Scientists code ChatGPT to design new drugs

Generative AI platforms, from ChatGPT to Midjourney, have made headlines in 2023. But GenAI can do more than create collaged images and help write emails: It can also design new drugs to treat diseases.

Today, scientists use cutting-edge technology to design new synthetic drug compounds with appropriate properties and characteristics, also known as “de novo drug design.” However, current methods can be labor intensive, time consuming and costly.

Inspired by the popularity of ChatGPT and wondering whether this approach could speed up the drug design process, scientists at the Schmid College of Science and Technology at Chapman University in Orange, California, decided to create their own GenAI model, detailed in a new article, “De Novo Drug Design using Transformer-based Machine Translation and Reinforcement Learning of Adaptive Monte-Carlo Tree Search,” published in the journal Drugs.

Dony Ang, Cyril Rakovski, and Hagop Atamian coded a model to learn a massive data set of known chemicals, how they bind to target proteins, and the rules and syntax of broader chemical structure and properties.

The end result can generate countless unique molecular structures that follow essential chemical and biological constraints and bind efficiently to their targets, which promises to significantly accelerate the process of identifying viable drug candidates for a wide range of diseases, at a fraction of the cost.

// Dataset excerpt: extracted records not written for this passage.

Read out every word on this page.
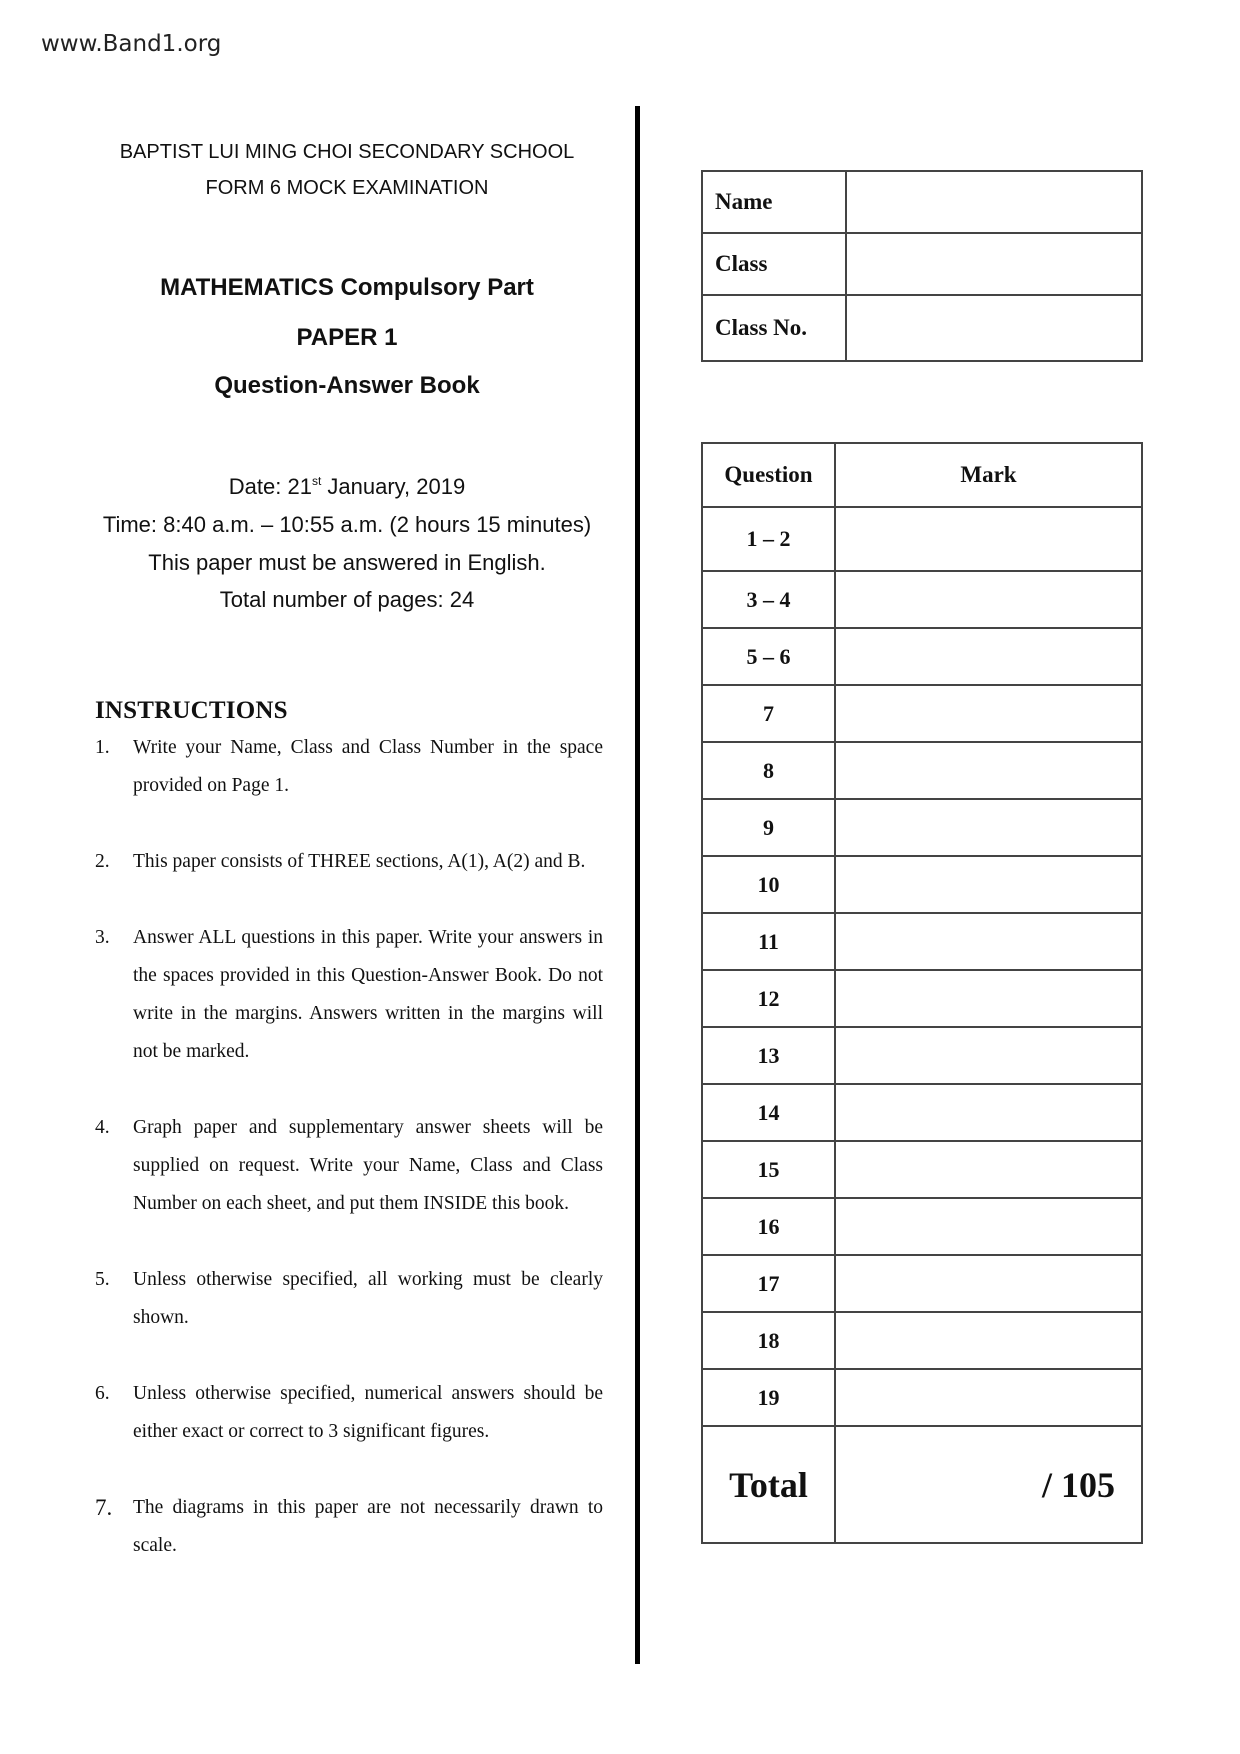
www.Band1.org
BAPTIST LUI MING CHOI SECONDARY SCHOOL
FORM 6 MOCK EXAMINATION
MATHEMATICS Compulsory Part
PAPER 1
Question-Answer Book
Date: 21st January, 2019
Time: 8:40 a.m. – 10:55 a.m. (2 hours 15 minutes)
This paper must be answered in English.
Total number of pages: 24
INSTRUCTIONS
1. Write your Name, Class and Class Number in the space provided on Page 1.
2. This paper consists of THREE sections, A(1), A(2) and B.
3. Answer ALL questions in this paper. Write your answers in the spaces provided in this Question-Answer Book. Do not write in the margins. Answers written in the margins will not be marked.
4. Graph paper and supplementary answer sheets will be supplied on request. Write your Name, Class and Class Number on each sheet, and put them INSIDE this book.
5. Unless otherwise specified, all working must be clearly shown.
6. Unless otherwise specified, numerical answers should be either exact or correct to 3 significant figures.
7. The diagrams in this paper are not necessarily drawn to scale.
Name	
Class	
Class No.	
Question	Mark
1 – 2	
3 – 4	
5 – 6	
7	
8	
9	
10	
11	
12	
13	
14	
15	
16	
17	
18	
19	
Total	/ 105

To create this revolutionary model, researchers integrated for the first time two cutting-edge AI techniques from the fields of bioinformatics and computational pathology: the famous “encoder-decoder transformer architecture” and “reinforcement learning via Monte Carlo tree search” (RL-SCTM). The platform, aptly named “drugAI,” allows users to input a target protein sequence (e.g., a protein typically involved in cancer progression).

DrugAI, trained on data from the comprehensive public BindingDB database, can generate unique molecular structures from scratch and then iteratively refine candidates, ensuring that finalists exhibit strong binding affinities with the respective drug targets , which is crucial for the effectiveness of potential drugs. The model identifies 50 to 100 new molecules that could inhibit these particular proteins.

“This approach allows us to generate a potential drug that has never been imagined,” said Dr. Atamian. “This has been tested and validated. Today we are seeing magnificent results.”

The researchers evaluated the molecules generated by drugAI against several criteria and found that drugAI’s results were of similar quality to those of two other common methods, and in some cases, better. They found that drugAI’s drug candidates had a 100% validity rate, meaning that none of the generated drugs were present in the training set.

DrugAI’s drug candidates were also measured for drug-likeness, or the similarity of a compound’s properties to those of oral drugs, and drug candidates were at least 42% and 75% higher than other models. Additionally, all molecules generated by drugAI exhibited strong binding affinities with their respective targets, comparable to those identified via traditional virtual screening approaches.

Ang, Rakovski and Atamian also wanted to see how drugAI’s results for a specific disease compared to existing drugs known for that disease. In another experiment, screening methods generated a list of natural products that inhibited COVID-19 proteins; drugAI generated a list of new drugs targeting the same protein to compare their characteristics. They compared drug resemblance and binding affinity between natural molecules and drugAI, and found similar measurements in both cases, but drugAI was able to identify them much more quickly and less expensively.

Additionally, the scientists designed the algorithm to have a flexible structure that allows future researchers to add new functions. “That means you’re going to end up with more refined drug candidates with an even higher probability of becoming a real drug,” Dr. Atamian said. “We are excited about the possibilities moving forward.”